Голицын: «Отец у меня реабилитирован».

Аксенов стал говорить о том, что «мы хотим служить родине».

— Какой родине? — закричал Хрущев. — То же говорили Пастернак и Шульгин. Вы чей хлеб едите?

Он, Хрущев, наверно, искренне был уверен, что государство кормит писателей, что писатели, художники существуют за счет народа. На самом же деле шла совершенно бессовестная эксплуатация тех же писателей. Книги Василия Аксенова — «Коллеги», «Апельсины из Марокко», его рассказы издавались стотысячными тиражами, одна за другой, а издательства (государственные!) платили гроши, на всех читаемых писателей государство зарабатывало огромные деньги, и сам Хрущев и все его «соратники» существовали, в частности, за счет писателей, поэтов, так что хлеб мы ели свой, художники зарабатывали его своим трудом и содержали еще партийных и прочих нахлебников.

Кочетов: «Молодые хотят захватить эту трибуну, они стесняются произносить слова „социалистический реализм“».

Василий Смирнов:

— Они прорабатывали Кочетова. Мы там в меньшинстве.

И все это с надрывом, мол, «спасите нас, ваших верных солдат».

Хрущев: «Хотите восстановить молодежь против старшего поколения? Не выйдет! Раздуваете, не случайно в Ленинграде поставили „Горе от ума“. Да с таким эпиграфом!»
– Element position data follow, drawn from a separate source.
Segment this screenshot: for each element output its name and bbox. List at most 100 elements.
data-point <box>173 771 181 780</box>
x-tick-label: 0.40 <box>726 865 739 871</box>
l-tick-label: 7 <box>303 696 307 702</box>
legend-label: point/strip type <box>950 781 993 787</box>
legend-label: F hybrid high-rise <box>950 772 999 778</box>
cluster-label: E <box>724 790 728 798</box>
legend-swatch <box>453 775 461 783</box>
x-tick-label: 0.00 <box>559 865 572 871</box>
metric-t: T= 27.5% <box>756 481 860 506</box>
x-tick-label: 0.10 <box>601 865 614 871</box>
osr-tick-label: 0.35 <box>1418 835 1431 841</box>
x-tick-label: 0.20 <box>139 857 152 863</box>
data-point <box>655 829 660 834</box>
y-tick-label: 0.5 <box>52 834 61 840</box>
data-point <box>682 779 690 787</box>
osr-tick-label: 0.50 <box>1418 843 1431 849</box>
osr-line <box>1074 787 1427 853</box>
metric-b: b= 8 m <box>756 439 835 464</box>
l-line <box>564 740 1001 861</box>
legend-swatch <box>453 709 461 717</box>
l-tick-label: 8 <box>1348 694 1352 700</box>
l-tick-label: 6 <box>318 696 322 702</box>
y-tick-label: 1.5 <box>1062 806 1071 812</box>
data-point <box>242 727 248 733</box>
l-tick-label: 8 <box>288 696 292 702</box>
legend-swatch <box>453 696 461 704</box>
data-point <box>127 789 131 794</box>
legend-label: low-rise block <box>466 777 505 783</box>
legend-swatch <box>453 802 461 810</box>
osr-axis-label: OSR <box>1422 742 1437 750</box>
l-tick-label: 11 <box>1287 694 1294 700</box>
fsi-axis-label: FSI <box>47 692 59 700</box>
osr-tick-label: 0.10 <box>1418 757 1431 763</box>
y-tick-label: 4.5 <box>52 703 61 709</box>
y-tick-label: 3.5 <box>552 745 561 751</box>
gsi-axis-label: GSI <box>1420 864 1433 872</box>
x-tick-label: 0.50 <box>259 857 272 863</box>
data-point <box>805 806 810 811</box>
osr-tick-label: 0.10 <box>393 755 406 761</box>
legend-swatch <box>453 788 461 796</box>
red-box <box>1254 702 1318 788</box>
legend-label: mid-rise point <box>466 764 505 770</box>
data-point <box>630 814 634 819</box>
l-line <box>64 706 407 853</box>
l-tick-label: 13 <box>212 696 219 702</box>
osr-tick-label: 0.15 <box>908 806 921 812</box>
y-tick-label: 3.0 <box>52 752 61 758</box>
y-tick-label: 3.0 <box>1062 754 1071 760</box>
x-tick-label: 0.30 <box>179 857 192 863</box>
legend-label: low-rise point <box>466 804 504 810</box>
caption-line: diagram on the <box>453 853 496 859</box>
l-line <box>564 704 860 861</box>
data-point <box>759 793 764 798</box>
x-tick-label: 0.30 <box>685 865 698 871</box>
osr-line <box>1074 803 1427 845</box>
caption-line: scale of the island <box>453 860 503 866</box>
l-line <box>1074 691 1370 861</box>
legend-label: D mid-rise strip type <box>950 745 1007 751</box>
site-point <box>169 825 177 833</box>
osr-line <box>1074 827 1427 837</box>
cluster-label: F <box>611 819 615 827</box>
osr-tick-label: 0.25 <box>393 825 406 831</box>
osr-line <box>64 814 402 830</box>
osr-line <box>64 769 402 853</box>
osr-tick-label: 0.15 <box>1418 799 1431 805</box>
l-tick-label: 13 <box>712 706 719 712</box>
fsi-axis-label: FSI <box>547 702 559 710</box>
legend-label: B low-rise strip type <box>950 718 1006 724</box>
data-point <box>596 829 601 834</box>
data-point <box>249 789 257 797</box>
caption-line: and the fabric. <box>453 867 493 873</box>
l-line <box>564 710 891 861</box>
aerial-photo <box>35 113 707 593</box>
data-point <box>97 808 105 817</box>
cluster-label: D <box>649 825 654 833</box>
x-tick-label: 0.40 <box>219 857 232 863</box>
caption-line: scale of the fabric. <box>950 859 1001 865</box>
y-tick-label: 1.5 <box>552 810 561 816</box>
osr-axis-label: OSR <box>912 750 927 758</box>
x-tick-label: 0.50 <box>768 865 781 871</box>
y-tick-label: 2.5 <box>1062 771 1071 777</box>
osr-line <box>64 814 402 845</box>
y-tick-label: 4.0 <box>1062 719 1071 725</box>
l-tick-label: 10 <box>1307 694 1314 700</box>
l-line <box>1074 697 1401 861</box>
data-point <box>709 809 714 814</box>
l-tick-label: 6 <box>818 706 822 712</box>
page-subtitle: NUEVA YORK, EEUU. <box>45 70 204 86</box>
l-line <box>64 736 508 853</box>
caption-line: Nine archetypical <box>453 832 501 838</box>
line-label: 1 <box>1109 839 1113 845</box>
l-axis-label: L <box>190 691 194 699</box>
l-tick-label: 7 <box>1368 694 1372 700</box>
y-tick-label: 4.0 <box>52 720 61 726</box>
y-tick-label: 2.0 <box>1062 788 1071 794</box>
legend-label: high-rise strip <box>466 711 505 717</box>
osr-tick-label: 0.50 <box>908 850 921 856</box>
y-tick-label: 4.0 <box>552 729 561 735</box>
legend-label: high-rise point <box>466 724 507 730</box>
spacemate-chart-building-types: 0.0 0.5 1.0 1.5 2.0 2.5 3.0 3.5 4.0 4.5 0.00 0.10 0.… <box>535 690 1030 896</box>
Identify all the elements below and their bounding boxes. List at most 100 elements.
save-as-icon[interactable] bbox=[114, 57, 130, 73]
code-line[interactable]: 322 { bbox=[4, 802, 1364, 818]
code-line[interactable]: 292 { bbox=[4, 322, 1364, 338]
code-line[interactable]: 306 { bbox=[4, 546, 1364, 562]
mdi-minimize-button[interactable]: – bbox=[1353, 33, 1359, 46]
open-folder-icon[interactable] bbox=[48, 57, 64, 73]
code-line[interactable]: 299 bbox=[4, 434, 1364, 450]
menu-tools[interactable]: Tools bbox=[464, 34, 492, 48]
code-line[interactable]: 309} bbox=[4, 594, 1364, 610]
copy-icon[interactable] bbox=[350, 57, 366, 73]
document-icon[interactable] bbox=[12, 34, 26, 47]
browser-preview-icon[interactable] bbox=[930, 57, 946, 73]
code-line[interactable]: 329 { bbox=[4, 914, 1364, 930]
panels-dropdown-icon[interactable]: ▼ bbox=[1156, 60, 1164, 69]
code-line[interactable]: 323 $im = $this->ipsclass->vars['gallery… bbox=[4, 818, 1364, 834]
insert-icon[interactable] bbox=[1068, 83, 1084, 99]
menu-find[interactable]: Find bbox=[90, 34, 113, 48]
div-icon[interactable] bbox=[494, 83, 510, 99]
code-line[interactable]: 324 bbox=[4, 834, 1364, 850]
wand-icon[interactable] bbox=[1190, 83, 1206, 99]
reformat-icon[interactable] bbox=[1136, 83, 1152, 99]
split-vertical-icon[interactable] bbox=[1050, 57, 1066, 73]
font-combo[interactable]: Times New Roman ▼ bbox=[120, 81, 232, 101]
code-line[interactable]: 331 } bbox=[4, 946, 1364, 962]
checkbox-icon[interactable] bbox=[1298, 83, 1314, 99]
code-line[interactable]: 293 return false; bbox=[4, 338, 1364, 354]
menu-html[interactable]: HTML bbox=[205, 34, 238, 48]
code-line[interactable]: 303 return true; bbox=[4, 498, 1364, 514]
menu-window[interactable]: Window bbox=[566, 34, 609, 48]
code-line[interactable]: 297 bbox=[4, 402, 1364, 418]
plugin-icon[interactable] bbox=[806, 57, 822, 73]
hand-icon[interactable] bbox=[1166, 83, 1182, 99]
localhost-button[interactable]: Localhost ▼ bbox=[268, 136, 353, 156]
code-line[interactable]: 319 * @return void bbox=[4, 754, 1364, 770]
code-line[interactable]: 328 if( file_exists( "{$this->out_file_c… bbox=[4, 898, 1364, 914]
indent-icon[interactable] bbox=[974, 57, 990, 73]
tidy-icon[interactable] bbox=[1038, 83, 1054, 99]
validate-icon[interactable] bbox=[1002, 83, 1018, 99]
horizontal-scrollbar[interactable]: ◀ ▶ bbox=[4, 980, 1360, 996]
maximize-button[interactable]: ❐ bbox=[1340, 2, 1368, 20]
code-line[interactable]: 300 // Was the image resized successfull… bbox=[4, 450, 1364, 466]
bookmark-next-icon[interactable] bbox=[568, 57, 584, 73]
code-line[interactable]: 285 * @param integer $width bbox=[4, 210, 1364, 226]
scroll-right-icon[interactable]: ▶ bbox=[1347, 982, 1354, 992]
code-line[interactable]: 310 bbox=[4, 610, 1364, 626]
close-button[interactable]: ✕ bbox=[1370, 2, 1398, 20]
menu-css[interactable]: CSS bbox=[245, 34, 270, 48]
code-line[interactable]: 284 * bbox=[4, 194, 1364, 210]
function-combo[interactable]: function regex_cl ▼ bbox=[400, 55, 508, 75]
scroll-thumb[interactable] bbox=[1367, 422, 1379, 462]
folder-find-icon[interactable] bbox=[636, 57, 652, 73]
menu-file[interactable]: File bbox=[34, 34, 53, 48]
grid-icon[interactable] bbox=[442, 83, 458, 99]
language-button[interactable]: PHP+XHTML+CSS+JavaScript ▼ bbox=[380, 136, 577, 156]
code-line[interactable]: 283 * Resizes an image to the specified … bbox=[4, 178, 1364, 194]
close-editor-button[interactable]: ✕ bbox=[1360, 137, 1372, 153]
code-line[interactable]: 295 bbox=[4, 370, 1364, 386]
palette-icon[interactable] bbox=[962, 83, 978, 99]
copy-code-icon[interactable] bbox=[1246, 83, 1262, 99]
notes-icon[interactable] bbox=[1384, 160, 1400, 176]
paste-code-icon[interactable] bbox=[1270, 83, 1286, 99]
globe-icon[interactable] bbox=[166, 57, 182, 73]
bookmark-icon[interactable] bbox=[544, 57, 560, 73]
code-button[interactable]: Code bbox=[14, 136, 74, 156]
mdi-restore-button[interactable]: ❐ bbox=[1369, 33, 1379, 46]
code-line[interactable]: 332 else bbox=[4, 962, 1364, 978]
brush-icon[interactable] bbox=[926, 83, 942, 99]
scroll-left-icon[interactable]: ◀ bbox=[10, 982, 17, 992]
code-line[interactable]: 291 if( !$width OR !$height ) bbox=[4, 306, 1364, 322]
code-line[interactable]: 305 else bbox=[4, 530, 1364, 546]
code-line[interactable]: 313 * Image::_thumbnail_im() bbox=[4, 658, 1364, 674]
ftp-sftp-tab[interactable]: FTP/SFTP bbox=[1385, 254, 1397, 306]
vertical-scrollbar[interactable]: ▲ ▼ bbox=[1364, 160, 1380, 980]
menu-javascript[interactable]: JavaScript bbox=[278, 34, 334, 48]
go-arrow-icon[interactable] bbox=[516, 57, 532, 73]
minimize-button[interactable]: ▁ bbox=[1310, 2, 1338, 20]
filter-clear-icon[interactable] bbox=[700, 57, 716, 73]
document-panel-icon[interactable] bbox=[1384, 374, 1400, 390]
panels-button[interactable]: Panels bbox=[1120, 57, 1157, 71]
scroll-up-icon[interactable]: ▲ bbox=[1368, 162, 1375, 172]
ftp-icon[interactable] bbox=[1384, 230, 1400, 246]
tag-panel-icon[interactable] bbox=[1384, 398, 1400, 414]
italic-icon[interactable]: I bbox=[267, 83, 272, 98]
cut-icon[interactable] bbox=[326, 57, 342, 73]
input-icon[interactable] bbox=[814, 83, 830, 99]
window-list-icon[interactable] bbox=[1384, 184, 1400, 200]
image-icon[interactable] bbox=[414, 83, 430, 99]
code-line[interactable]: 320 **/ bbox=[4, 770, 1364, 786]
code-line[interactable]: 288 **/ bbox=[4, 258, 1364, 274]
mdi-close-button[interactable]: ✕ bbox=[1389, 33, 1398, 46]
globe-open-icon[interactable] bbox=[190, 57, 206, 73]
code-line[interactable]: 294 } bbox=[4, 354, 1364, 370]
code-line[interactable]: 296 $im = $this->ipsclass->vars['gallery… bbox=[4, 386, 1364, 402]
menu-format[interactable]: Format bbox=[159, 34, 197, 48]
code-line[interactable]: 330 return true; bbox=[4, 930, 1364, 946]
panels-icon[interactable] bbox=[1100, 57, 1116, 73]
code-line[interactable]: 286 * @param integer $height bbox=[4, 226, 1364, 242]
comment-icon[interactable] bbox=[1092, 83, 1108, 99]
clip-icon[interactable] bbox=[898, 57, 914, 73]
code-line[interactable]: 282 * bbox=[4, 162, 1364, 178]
Он имел в виду постановку Г. Товстоногова с эпиграфом от Пушкина: «Черт меня дернул родиться в России с душой и талантом».

Всякий раз, когда Хрущев собирал нас, писателей, он возвращался к Сталину. Личность Сталина мучила его, не давала покоя. Не верил, что освободился от многолетней тирании вождя, от кошмарных страхов, но стоило начать перечеркивать Сталина, как оказывалось, что он порочит и себя, тень падала на его собственную персону, страдало его самоуважение, кем же он был при Сталине? Шутом? Подпевалой?